Encapsulated Composition of Text-to-Image and Text-to-Video Models for High-Quality Video Synthesis (CVPR 2025)
Our method is training-free, which combines T2I and T2V models to leverage their respective advantages. A high-quality video should encompass the following elements: (1) imaging quality (2) style diversity (3) effective motion (4) temporal consistency. These aspects are reflected in various metrics of the VBench Benchmark (Figure.2).
Effective motion is the essence of a video, and the Dynamic Degree is one of its key dimensions. Capturing this effectively requires training with high FPS videos, which often comes at the cost of temporal consistency, i.e., Motion Smoothness and Subject Consistency. A notable example of this trade-off can be seen in VideoCrafter-2.0. Building on this foundation, we enhance by leveraging T2V models known for their strong temporal consistency, such as AnimateDiff-Lightning and AnimateLCM. Additionally, we incorporate T2I (Text-to-Image) models renowned for their exceptional imaging quality, like epiCRealism and realisticVisionV60B1_v51VAE, as well as LoRA-based styles (e.g., watercolor).
Instead of basic composition that alternates between noising and denoising to transition between different models, we switch T2I and T2V during denoising process to eliminate redundant process.
Models are downloaded under ./pretrained_models. Here we list "vdm_type"/"idm_type", with their download URL. You can change "vdm_type"/"idm_type" in config.
- "SD": stable-diffusion-v1-5 from HERE.
- "EP": epiCRealism from HERE.
- "RV": realisticVisionV60B1_v51VAE from HERE
- "watercolor": from HERE
We resize the latents during T2I stage to increase resolution. Thus, our "idm_type" is format as "{model_name}_X{upscale_rate}". For example, "EP_X2.0".
-
"lightningEP"/"lightningSD": Download from HERE. Specifically, we use
animatediff_lightning_8step_diffusers.safetensors. Since it trains temporal module which support different T2I spatial module, we specify "vdm_type" as lightningEP or lightningSD. -
"animatelcm": Donwload from HERE. The base T2I module is SD-v1.5.
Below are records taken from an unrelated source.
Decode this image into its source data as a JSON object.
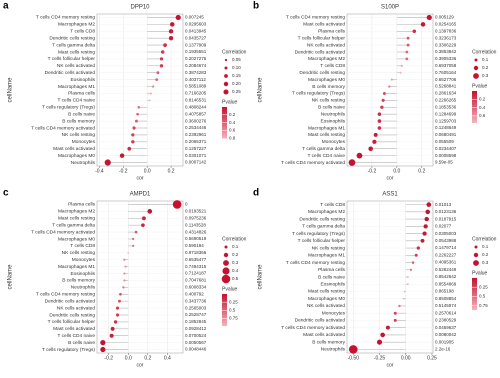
{
  "chart_data": [
    {
      "type": "lollipop",
      "panel_label": "a",
      "title": "DPP10",
      "xlabel": "cor",
      "ylabel": "cellName",
      "categories": [
        "T cells CD4 memory resting",
        "Macrophages M2",
        "T cells CD8",
        "Dendritic cells resting",
        "T cells gamma delta",
        "Mast cells resting",
        "T cells follicular helper",
        "NK cells activated",
        "Dendritic cells activated",
        "Eosinophils",
        "Macrophages M1",
        "Plasma cells",
        "T cells CD4 naive",
        "T cells regulatory (Tregs)",
        "B cells naive",
        "B cells memory",
        "T cells CD4 memory activated",
        "NK cells resting",
        "Monocytes",
        "Mast cells activated",
        "Macrophages M0",
        "Neutrophils"
      ],
      "values": [
        0.26,
        0.21,
        0.2,
        0.2,
        0.15,
        0.13,
        0.12,
        0.12,
        0.09,
        0.08,
        0.05,
        0.03,
        0.02,
        -0.07,
        -0.08,
        -0.09,
        -0.11,
        -0.12,
        -0.12,
        -0.15,
        -0.21,
        -0.33
      ],
      "pvalues": [
        0.007245,
        0.0295603,
        0.0413945,
        0.0435727,
        0.1377909,
        0.1935551,
        0.2027276,
        0.2084674,
        0.3874283,
        0.4037112,
        0.5851089,
        0.7166205,
        0.8146531,
        0.4808244,
        0.4075857,
        0.3600276,
        0.2534446,
        0.2392961,
        0.2065371,
        0.1257227,
        0.0301071,
        0.0007142
      ],
      "pvalue_labels": [
        "0.007245",
        "0.0295603",
        "0.0413945",
        "0.0435727",
        "0.1377909",
        "0.1935551",
        "0.2027276",
        "0.2084674",
        "0.3874283",
        "0.4037112",
        "0.5851089",
        "0.7166205",
        "0.8146531",
        "0.4808244",
        "0.4075857",
        "0.3600276",
        "0.2534446",
        "0.2392961",
        "0.2065371",
        "0.1257227",
        "0.0301071",
        "0.0007142"
      ],
      "xlim": [
        -0.42,
        0.3
      ],
      "xticks": [
        {
          "value": -0.4,
          "label": "-0.4"
        },
        {
          "value": -0.2,
          "label": "-0.2"
        },
        {
          "value": 0,
          "label": "0.0"
        },
        0.2
      ],
      "size_legend_title": "Correlation",
      "size_legend": [
        0.05,
        {
          "value": 0.1,
          "label": "0.10"
        },
        0.15,
        {
          "value": 0.2,
          "label": "0.20"
        },
        0.25
      ],
      "color_legend_title": "Pvalue",
      "plim": [
        0,
        0.82
      ],
      "pticks": [
        0.2,
        0.4,
        0.6,
        0.8
      ],
      "colors": [
        "#c4122f",
        "#f6b3bd"
      ],
      "stem_color": "#b5b5b5",
      "grid": true
    },
    {
      "type": "lollipop",
      "panel_label": "b",
      "title": "S100P",
      "xlabel": "cor",
      "ylabel": "cellName",
      "categories": [
        "T cells CD4 memory resting",
        "Mast cells activated",
        "Plasma cells",
        "T cells follicular helper",
        "NK cells activated",
        "Dendritic cells activated",
        "Macrophages M2",
        "T cells CD8",
        "Dendritic cells resting",
        "Macrophages M0",
        "B cells memory",
        "T cells regulatory (Tregs)",
        "NK cells resting",
        "B cells naive",
        "Neutrophils",
        "Eosinophils",
        "Macrophages M1",
        "Mast cells resting",
        "Monocytes",
        "T cells gamma delta",
        "T cells CD4 naive",
        "T cells CD4 memory activated"
      ],
      "values": [
        0.26,
        0.21,
        0.14,
        0.09,
        0.09,
        0.08,
        0.08,
        0.04,
        0.03,
        -0.04,
        -0.06,
        -0.1,
        -0.11,
        -0.12,
        -0.14,
        -0.14,
        -0.14,
        -0.17,
        -0.18,
        -0.21,
        -0.3,
        -0.36
      ],
      "pvalues": [
        0.005129,
        0.0254165,
        0.1397836,
        0.3236173,
        0.3306229,
        0.3853842,
        0.3905336,
        0.6937058,
        0.7605164,
        0.6527706,
        0.5268841,
        0.2861634,
        0.2266265,
        0.1853536,
        0.1284699,
        0.1259703,
        0.1248649,
        0.0680491,
        0.055509,
        0.0234407,
        0.0008598,
        9.59e-05
      ],
      "pvalue_labels": [
        "0.005129",
        "0.0254165",
        "0.1397836",
        "0.3236173",
        "0.3306229",
        "0.3853842",
        "0.3905336",
        "0.6937058",
        "0.7605164",
        "0.6527706",
        "0.5268841",
        "0.2861634",
        "0.2266265",
        "0.1853536",
        "0.1284699",
        "0.1259703",
        "0.1248649",
        "0.0680491",
        "0.055509",
        "0.0234407",
        "0.0008598",
        "9.59e-05"
      ],
      "xlim": [
        -0.4,
        0.29
      ],
      "xticks": [
        {
          "value": -0.2,
          "label": "-0.2"
        },
        {
          "value": 0,
          "label": "0.0"
        },
        0.2
      ],
      "size_legend_title": "Correlation",
      "size_legend": [
        0.1,
        0.2,
        0.3
      ],
      "color_legend_title": "Pvalue",
      "plim": [
        0,
        0.77
      ],
      "pticks": [
        0.2,
        0.4,
        0.6
      ],
      "colors": [
        "#c4122f",
        "#f6b3bd"
      ],
      "stem_color": "#b5b5b5",
      "grid": true
    },
    {
      "type": "lollipop",
      "panel_label": "c",
      "title": "AMPD1",
      "xlabel": "cor",
      "ylabel": "cellName",
      "categories": [
        "Plasma cells",
        "Macrophages M2",
        "Mast cells resting",
        "T cells gamma delta",
        "T cells CD4 memory activated",
        "Macrophages M0",
        "T cells CD8",
        "NK cells resting",
        "Monocytes",
        "Macrophages M1",
        "Eosinophils",
        "B cells memory",
        "Neutrophils",
        "T cells CD4 memory resting",
        "Dendritic cells activated",
        "NK cells activated",
        "Dendritic cells resting",
        "T cells follicular helper",
        "Mast cells activated",
        "T cells CD4 naive",
        "B cells naive",
        "T cells regulatory (Tregs)"
      ],
      "values": [
        0.5,
        0.22,
        0.16,
        0.15,
        0.08,
        0.05,
        0.05,
        0.0,
        -0.04,
        -0.03,
        -0.04,
        -0.04,
        -0.05,
        -0.08,
        -0.09,
        -0.11,
        -0.11,
        -0.13,
        -0.16,
        -0.17,
        -0.26,
        -0.26
      ],
      "pvalues": [
        0,
        0.0193521,
        0.0975236,
        0.1143528,
        0.4314826,
        0.5690519,
        0.590194,
        0.9718366,
        0.6535477,
        0.7494315,
        0.7124187,
        0.7047681,
        0.6008334,
        0.400792,
        0.3437736,
        0.2565003,
        0.2528747,
        0.1852845,
        0.0928412,
        0.0700524,
        0.0050567,
        0.0048446
      ],
      "pvalue_labels": [
        "0",
        "0.0193521",
        "0.0975236",
        "0.1143528",
        "0.4314826",
        "0.5690519",
        "0.590194",
        "0.9718366",
        "0.6535477",
        "0.7494315",
        "0.7124187",
        "0.7047681",
        "0.6008334",
        "0.400792",
        "0.3437736",
        "0.2565003",
        "0.2528747",
        "0.1852845",
        "0.0928412",
        "0.0700524",
        "0.0050567",
        "0.0048446"
      ],
      "xlim": [
        -0.32,
        0.56
      ],
      "xticks": [
        {
          "value": -0.2,
          "label": "-0.2"
        },
        {
          "value": 0,
          "label": "0.0"
        },
        0.2,
        0.4
      ],
      "size_legend_title": "Correlation",
      "size_legend": [
        0.1,
        0.2,
        0.3,
        0.4,
        0.5
      ],
      "color_legend_title": "Pvalue",
      "plim": [
        0,
        0.98
      ],
      "pticks": [
        0.25,
        0.5,
        0.75
      ],
      "colors": [
        "#c4122f",
        "#f6b3bd"
      ],
      "stem_color": "#b5b5b5",
      "grid": true
    },
    {
      "type": "lollipop",
      "panel_label": "d",
      "title": "ASS1",
      "xlabel": "cor",
      "ylabel": "cellName",
      "categories": [
        "T cells CD8",
        "Macrophages M2",
        "Dendritic cells resting",
        "T cells gamma delta",
        "T cells regulatory (Tregs)",
        "T cells follicular helper",
        "NK cells resting",
        "Macrophages M1",
        "T cells CD4 memory resting",
        "Plasma cells",
        "B cells naive",
        "Eosinophils",
        "Mast cells resting",
        "Macrophages M0",
        "NK cells activated",
        "Monocytes",
        "Dendritic cells activated",
        "T cells CD4 memory activated",
        "Mast cells activated",
        "B cells memory",
        "Neutrophils"
      ],
      "values": [
        0.22,
        0.21,
        0.2,
        0.19,
        0.18,
        0.16,
        0.12,
        0.1,
        0.07,
        0.05,
        0.02,
        0.02,
        -0.01,
        -0.02,
        -0.06,
        -0.1,
        -0.1,
        -0.17,
        -0.22,
        -0.25,
        -0.5
      ],
      "pvalues": [
        0.01013,
        0.0123136,
        0.0187915,
        0.02077,
        0.0305003,
        0.0543988,
        0.1479714,
        0.2262227,
        0.4095361,
        0.5282449,
        0.8542642,
        0.8554869,
        0.865198,
        0.8508854,
        0.5145974,
        0.2570614,
        0.2380529,
        0.0459637,
        0.0080042,
        0.001905,
        2.2e-16
      ],
      "pvalue_labels": [
        "0.01013",
        "0.0123136",
        "0.0187915",
        "0.02077",
        "0.0305003",
        "0.0543988",
        "0.1479714",
        "0.2262227",
        "0.4095361",
        "0.5282449",
        "0.8542642",
        "0.8554869",
        "0.865198",
        "0.8508854",
        "0.5145974",
        "0.2570614",
        "0.2380529",
        "0.0459637",
        "0.0080042",
        "0.001905",
        "2.2e-16"
      ],
      "xlim": [
        -0.56,
        0.26
      ],
      "xticks": [
        {
          "value": -0.5,
          "label": "-0.50"
        },
        {
          "value": -0.25,
          "label": "-0.25"
        },
        {
          "value": 0,
          "label": "0.00"
        },
        0.25
      ],
      "size_legend_title": "Correlation",
      "size_legend": [
        0.1,
        0.2,
        0.3
      ],
      "color_legend_title": "Pvalue",
      "plim": [
        0,
        0.87
      ],
      "pticks": [
        0.25,
        0.5,
        0.75
      ],
      "colors": [
        "#c4122f",
        "#f6b3bd"
      ],
      "stem_color": "#b5b5b5",
      "grid": true
    }
  ]
}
conda create -n EVS python==3.9.0
pip install -r requirements.txt
Hyperparameters are seen in config. We provide default configs in demo under ./configs, for different tasks. (1) enhance :enhance video quality of VideoCrafter-2.0; (2) edit: edit VideoCrafter-2.0 generated video; (3)real_edit: edit real video; and (4) style: changing style to watercolor.
Here is an example of config for enhance task:
{
"mp4_files": [
source_video1,
source_video2,
...
],
"prompts": [
target_prompt1,
target_prompt2,
...
],
"using_attn": true,
"pipeline_mode": "IDM_VDM_IDM",
"idm_invert_mode": "random",
"vdm_invert_mode": "random",
"idm_invert_mode_2": "ddim",
"vdm_type": "lightningEP",
"idm_type": "EP_X2.0",
"idm_inverse_strength": 0.4,
"vdm_inverse_strength": 0.4,
"stable_num": 2,
"stable_steps": [8],
"seed": 23
}
We introduce several key hyperparameters involved in the encapsulated composition process and provide guidance on how to adjust them effectively.
- "pipeline_mode": different composition shown in Figure.3.
- "idm_invert_mode"/"vdm_invert_mode"/"idm_invert_mode_2": for
pipeline_mode="IDM_VDM_IDM", different invert modes are used. - "idm_inverse_strength": noising strength of T2I. For enhance task, we use a smaller value; for edit task, we use a larger value.
- "stable_steps": during T2I denoising, at which step we switch to T2V. The smaller of stable_steps, the later we switch (stable_steps=0 means we switch to T2V after T2I has been totally denoised to clean latent). It is important to note that, stable_steps should be smaller than
T_I * idm_inverse_strength. - "vdm_inverse_strength": noising strength of T2V. It should be comparable to "idm_inverse_strength" to ensure that inconsistencies can be effectively eliminated.
- "stable_num": how many T2V denoising step is used. Since the one-step process of T2V is much slower than that of T2I, even though we use an acclerating T2V model with T_V=10, we still do not wait for T2V to fully denoise before switching to T2I.
For easy of implementation, we extract the Selective Feature Injection process into another script, SFI.py.